`Violet' Gives Audience Something To Sing About

------------------------------- Theater review

"Violet." Music by Jeanine Tesori, book and lyrics by Brian Crawley. Directed by Susan K. Schulman. A Contemporary Theatre, 700 Union St., Seattle. Tuesday-Sunday through Nov. 15. $10-$38. 206-292-7676. -------------------------------

In her book "Autobiography of a Face," Lucy Grealy writes movingly of being facially disfigured and afflicted with "the great tragedy" of feeling ugly and abnormal in a culture obsessed with external beauty. But she also tells of finally tapping into a source of joy and self-acceptance "deep and sonorous inside me."

A similar battle for self-esteem is waged in "Violet," a heartfelt little musical that drew attention and awards Off-Broadway last year and is now having its regional debut at A Contemporary Theatre.

While Grealy's saga was inspirational without sentimentality, "Violet" is a quasi-fairy tale that often settles for homespun platitudes and romantic contrivances at the expense of less pat choices.

Yet despite the simplistic and schmaltzy aspects of "Violet," the show has a genuine sincerity and sweetness that can pierce through one's skepticism. It gets a graceful staging at ACT by its original director, Sarah H. Schulman, with charming choreography by Kathleen Marshall. And it is blessed with some lovely indigenous music composed by Jeanine Tesori, sung out with conviction by a commendable cast.

Based on the Doris Betts story, "The Ugliest Pilgrim," Brian Crawley's book for "Violet" follows the 1964 bus journey of a backwoods North Carolina woman, desperate to find a televangelist who'll pray away her prominent facial scar.

Enroute the spunky but obviously naive Violet (played powerfully here, as in New York, by Lauren Ward) finally enters the wider world. And she quickly cozies up with two young soldiers on the bus: the handsome, cocky Monty (Scott Beck) and more sensitive Flick (Robert Barry Fleming), a black man Violet at first insults but soon cares for.

The 25-year-old Violet's odyssey (conducted on Derek McLane's spare but clever set, well lit by Peter Kaczorowski) intersects with glimpses of her adolescent self (talented young Vicki Noon), leading up to the accident that scarred her. We witness young Vi's closeness with her widowed father (solid John Wilkerson), a humble man who encourages her strength but is the unintentional agent of her anguish.

The plot of "Violet" can be easily picked apart. So the starved-for-affection protagonist has a sexual fling on her trip? Fine. But entrancing two men with her rough-grained charm? And Violet's eventual encounter with that slick Tulsa preacher proves ungainly, if not downright anti-climatic.

But as the spirited, melodic music flows forth, it expresses much about the Southern community Violet belongs to, and the black-white tensions and attractions that wrack it.
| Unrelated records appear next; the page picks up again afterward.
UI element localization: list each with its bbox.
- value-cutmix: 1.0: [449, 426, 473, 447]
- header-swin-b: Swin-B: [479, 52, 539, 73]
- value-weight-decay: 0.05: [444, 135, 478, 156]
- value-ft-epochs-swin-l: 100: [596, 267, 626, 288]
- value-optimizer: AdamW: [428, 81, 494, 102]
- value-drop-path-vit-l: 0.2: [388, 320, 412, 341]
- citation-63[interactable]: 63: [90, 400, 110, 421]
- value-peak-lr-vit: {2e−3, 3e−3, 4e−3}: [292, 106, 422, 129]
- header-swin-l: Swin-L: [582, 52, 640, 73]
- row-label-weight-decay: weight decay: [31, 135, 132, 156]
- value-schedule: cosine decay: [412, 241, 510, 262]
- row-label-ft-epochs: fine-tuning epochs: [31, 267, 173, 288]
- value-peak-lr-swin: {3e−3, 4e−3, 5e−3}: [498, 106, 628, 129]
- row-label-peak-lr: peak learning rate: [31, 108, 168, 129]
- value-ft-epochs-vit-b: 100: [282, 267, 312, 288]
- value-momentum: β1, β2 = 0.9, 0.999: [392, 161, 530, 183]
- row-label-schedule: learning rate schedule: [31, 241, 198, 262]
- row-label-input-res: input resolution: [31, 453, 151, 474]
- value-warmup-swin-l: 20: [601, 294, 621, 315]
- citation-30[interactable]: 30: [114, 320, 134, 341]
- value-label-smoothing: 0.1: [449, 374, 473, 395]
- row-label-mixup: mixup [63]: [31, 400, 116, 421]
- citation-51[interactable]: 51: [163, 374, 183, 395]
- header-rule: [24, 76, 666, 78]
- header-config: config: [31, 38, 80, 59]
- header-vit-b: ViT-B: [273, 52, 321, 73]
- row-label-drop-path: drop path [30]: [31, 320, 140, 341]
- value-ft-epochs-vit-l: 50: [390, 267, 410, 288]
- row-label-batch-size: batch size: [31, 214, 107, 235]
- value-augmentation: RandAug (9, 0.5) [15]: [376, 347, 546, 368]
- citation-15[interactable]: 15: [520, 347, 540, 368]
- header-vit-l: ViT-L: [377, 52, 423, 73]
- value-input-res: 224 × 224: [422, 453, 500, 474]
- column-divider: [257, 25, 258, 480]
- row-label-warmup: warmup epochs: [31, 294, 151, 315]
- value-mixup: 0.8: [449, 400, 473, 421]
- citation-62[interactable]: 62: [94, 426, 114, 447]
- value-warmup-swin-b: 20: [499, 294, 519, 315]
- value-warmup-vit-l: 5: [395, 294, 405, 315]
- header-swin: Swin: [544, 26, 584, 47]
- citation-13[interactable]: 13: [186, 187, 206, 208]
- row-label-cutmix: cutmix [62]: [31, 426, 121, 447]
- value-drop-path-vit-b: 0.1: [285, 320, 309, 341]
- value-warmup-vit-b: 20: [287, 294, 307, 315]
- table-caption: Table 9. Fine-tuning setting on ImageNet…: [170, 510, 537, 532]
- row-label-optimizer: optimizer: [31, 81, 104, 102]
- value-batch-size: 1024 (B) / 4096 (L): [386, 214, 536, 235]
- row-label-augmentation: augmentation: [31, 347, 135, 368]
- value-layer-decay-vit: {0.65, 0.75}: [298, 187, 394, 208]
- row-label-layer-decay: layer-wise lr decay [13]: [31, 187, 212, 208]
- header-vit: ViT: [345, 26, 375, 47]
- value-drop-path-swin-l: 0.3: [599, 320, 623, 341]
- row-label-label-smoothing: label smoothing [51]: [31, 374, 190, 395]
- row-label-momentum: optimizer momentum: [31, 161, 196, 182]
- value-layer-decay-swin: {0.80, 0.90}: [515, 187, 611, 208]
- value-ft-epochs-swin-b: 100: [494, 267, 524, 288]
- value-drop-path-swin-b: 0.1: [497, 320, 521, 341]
With rippling piano and guitar-banjo-mandolin figures and rich vocal harmonies, Tesori's score is both folksy and sophisticated, lush and spare, a smart amalgam of country, church and blues idioms.

Especially rousing are the gospel numbers: the choral "Raise Me Up" (featuring terrific Roz White), exhortative "Let it Sing" (showing off Fleming's falsetto) and the uplifting finale, "Bring Me to Light." (Keesha Fleth and Sharva Maynard get shining solos elsewhere.)

Tesori likes to twist and elongate her melodies just enough to avoid conventional song structure, which befits Crawley's largely conversational lyrics. But there is one tender, stand-alone ballad at hand: "Lay Down Your Head," sung by Ward in a voice of new-pressed cider.

Baggily dressed (by designer Catherine Zuber), her face unearthly pale and limbs gawky, Ward's Violet exudes radiance and torment, dreaming over movie magazines but yearning for real redemption.

But note: Ward has no visible scar marring her raw-boned beauty. Some viewers may cry "Cop out!," yet by having to simultaneously imagine Violet's deformity and view her as "normal," we're challenged to sort through our own feelings about external/internal beauty, rather than having a make-up job do it for us.

More problematic is the naive suggestion that a black man falls for this "disfigured" white woman because he shares her feelings of being an outcast in an intolerant society. It's love as mutual victimhood.

But, imperfections and all, "Violet" (like its lead character) still has something "different" that recommends it. Plus the show makes you eager to hear more from the gifted Tesori.